Of all the property classes, retail is much more like running a business than collecting rents. The property itself is the capital stock that allows you to operate the business. Retail properties form into locational oligopolies, dividing up catchment areas so that it’s not possible to locate another centre between them without affecting the financial feasibility of all. And the nature of the retail offering has been changing dramatically.
Over the last 40 years we’ve seen the development of a network of regional and subregional centres around Australia. Those networks are now mature, with little opportunity for new centres except in areas of population growth and with investment focused on expansion and refurbishment of existing centres. And we’re in the process of developing networks of bulky goods and convenience centres. Managing retail property is highly specialised and labour intensive.
Not many property operations are set up to do it well. But those that do, do it very well. It’s all about creating the most attractive place for shoppers and attracting shoppers to your centre. So, even with limited opportunity for new entrants, competition between centres is fierce, requiring frequent investment in competitive refurbishment to attract retail spending.
Times have been good recently. But it hasn’t always been so. And it’s about to change yet again. The 1980s were kind to retail property. The 1990s were tougher. The recession heralded a decade of low margins and low growth in sales for retailers, limiting the affordability of rents. Retailing was a difficult business. Retail centres saw a high turnover of tenancies and high vacancies – even in good centres – keeping rents flat and centre income static.
Even so, falling interest rates leading to firming yields augmented retail incomes to provide excellent returns to retail property investment. That has all changed this decade. Retail sales have grown much more strongly on average, sometimes booming, and much higher retail margins have made retailing a more attractive and less risky business.
How did this happen? Having languished below 2 per cent for much of the 1990s, real retail sales growth picked up to between 3 and 4 per cent early this decade before taking off into a debtfuelled spending binge in 2003 and 2004 when retail sales growth peaked above 8 per cent in real terms. Why? Because banks finally realised that Australians rarely default on their mortgages and, desperately seeking growth, bundled consumer credit with housing loans, effectively creating a line of credit for people with mortgages. “We’ll all be rooned!” cried the doomsayers. “We’ve borrowed too much.”
The subsequent fall in growth of retail sales was precautionary with households reducing expenditure to levels at which they were paying off debt.

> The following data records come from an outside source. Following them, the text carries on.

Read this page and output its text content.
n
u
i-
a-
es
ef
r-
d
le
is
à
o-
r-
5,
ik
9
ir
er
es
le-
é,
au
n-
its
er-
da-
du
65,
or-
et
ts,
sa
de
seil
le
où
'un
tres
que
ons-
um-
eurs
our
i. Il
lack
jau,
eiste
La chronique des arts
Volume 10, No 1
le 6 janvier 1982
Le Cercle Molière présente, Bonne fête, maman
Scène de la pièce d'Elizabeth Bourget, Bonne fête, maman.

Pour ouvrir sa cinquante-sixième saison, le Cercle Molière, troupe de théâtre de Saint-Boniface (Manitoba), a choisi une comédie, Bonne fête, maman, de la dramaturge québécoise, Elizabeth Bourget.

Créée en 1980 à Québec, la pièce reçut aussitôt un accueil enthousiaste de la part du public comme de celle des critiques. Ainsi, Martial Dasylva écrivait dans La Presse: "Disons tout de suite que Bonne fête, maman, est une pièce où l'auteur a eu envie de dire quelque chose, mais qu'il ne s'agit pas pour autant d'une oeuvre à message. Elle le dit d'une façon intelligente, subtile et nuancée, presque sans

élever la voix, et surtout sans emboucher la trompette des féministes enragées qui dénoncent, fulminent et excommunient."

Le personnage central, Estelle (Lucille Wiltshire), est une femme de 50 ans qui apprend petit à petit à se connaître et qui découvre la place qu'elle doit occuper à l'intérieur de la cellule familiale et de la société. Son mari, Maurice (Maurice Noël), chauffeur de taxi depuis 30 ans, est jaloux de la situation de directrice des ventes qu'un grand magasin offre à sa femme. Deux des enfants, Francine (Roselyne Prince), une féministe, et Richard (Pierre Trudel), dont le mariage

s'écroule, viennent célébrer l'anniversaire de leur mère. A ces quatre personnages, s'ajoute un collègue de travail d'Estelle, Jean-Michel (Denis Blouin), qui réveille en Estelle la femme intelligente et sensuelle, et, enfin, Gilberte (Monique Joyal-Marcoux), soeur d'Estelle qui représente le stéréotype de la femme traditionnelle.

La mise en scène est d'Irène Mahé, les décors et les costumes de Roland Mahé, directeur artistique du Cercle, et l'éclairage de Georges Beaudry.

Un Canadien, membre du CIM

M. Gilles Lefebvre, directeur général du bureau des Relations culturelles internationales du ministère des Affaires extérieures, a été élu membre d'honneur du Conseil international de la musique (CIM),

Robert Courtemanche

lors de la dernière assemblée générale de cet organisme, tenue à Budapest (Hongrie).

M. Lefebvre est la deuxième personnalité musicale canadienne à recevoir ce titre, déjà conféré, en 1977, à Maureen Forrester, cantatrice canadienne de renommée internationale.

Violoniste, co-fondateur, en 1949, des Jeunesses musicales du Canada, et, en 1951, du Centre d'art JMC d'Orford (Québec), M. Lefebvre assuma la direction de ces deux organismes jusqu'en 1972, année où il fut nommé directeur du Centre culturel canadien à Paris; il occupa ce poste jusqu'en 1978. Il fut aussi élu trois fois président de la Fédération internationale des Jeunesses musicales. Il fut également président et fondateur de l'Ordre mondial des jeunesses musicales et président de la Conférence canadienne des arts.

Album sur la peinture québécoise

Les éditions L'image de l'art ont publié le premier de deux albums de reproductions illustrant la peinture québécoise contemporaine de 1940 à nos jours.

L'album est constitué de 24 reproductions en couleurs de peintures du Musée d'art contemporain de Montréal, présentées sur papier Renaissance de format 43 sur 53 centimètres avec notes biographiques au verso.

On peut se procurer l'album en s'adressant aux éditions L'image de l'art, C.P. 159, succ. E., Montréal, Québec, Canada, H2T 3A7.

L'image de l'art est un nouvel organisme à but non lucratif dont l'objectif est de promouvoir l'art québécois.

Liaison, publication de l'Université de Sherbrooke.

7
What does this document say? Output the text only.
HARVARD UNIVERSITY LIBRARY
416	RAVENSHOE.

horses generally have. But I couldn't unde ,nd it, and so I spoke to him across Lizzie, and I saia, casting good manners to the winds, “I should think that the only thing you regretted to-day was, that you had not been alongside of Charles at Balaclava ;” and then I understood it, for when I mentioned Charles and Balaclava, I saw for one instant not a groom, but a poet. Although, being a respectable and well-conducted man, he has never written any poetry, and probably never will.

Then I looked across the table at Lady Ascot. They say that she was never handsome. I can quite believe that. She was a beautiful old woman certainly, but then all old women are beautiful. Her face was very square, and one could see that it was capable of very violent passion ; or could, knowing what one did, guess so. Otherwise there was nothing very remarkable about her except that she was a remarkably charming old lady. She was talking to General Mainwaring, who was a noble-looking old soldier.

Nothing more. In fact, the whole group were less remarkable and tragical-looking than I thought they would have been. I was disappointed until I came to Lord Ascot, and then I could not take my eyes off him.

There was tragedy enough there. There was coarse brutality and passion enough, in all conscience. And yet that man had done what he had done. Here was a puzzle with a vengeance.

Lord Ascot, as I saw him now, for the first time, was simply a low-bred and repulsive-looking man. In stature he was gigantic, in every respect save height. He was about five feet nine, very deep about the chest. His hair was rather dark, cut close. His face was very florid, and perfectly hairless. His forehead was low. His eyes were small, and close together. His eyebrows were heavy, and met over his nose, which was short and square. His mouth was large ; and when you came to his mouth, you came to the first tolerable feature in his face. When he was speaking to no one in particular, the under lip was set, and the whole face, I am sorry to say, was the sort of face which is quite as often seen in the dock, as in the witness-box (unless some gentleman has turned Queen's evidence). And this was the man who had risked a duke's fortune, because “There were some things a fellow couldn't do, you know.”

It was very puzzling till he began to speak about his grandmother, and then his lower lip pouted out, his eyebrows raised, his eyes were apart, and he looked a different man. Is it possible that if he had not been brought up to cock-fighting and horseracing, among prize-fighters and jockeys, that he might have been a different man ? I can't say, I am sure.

But they still had good jobs, household incomes were strong and that underwrote the subsequent resurgence in spending. Meanwhile, the rise in the Australian dollar has boosted margins. When the dollar rises, importers and retailers do not immediately pass on cost reductions as price reductions, but take the reduced costs as an increase in margins. It takes time for competition between retailers to erode those margins.
Through most of the 1990s, retail margins fluctuated around 2.5 per cent, but in recent years they’ve been above 3.5 per cent and in the last few quarters above 4 per cent. Strong growth and higher margins this decade have made retailing a much more profitable and stable business. The result has been a queue of retailers waiting to get into good centres while increased profitability has underwritten increases in rents and centre incomes. And firming yields boosted retail property returns.
For retail property, it was as good as it gets. And then came the financial shocks associated with the subprime loans crisis. Starting in the US, the credit squeeze, the economic setback and the fall in the sharemarket has played havoc with Australian listed property trusts (LPTs) – they call them real estate investment trusts (REITs) now. While the economy has stayed strong – Australia’s problem is inflation, not growth – and the credit squeeze has been mild compared with overseas, the setback to LPT prices and pressure on gearing means that a lot of property, including retail, is on the market.
We expect that prime yields will soften by half to 1 per cent, more for secondary, with a corresponding setback to prices and returns. And that brings us to the present setback to retail sales, as the Reserve Bank has been aggressively raising interest rates to curtail spending in an attempt to reduce inflation. The latest rise in the dollar has added significantly to margins – offsetting the moderating impact of the rise in the dollar on inflation – despite the weakening in retail sales.
Given the continued strength of investment underpinning the economy, demand inflation will not be easy to reduce. With strong household income and July’s tax cuts likely to once again boost spending, the RBA’s war against inflation is likely to be a long war of attrition. We think that interest rates have further to rise before this is over. We are forecasting lower growth in retail sales over the next few years as the impact of rising interest rates bites. But the strength of employment and household income should limit any weakness. Retail sales will still grow, just not as strongly.
After this year’s setback to retail property, due to the financial shock, we expect a rebound next year. But gone are the heady days of firming yields driving capital growth and the more recent ability to raise incomes. Cash flow will be solid rather than spectacular. But, compared with other more volatile property types, it will be steady. Five years from now many, but not all, of the nonresidential property market upswings will have run their course.
While other property sectors fluctuate with the ups and downs of the cycle, retail returns will be underpinned by its stable cash flow. This is the part of the cycle where retail property comes into its own as a solid underpinning of property investment portfolios.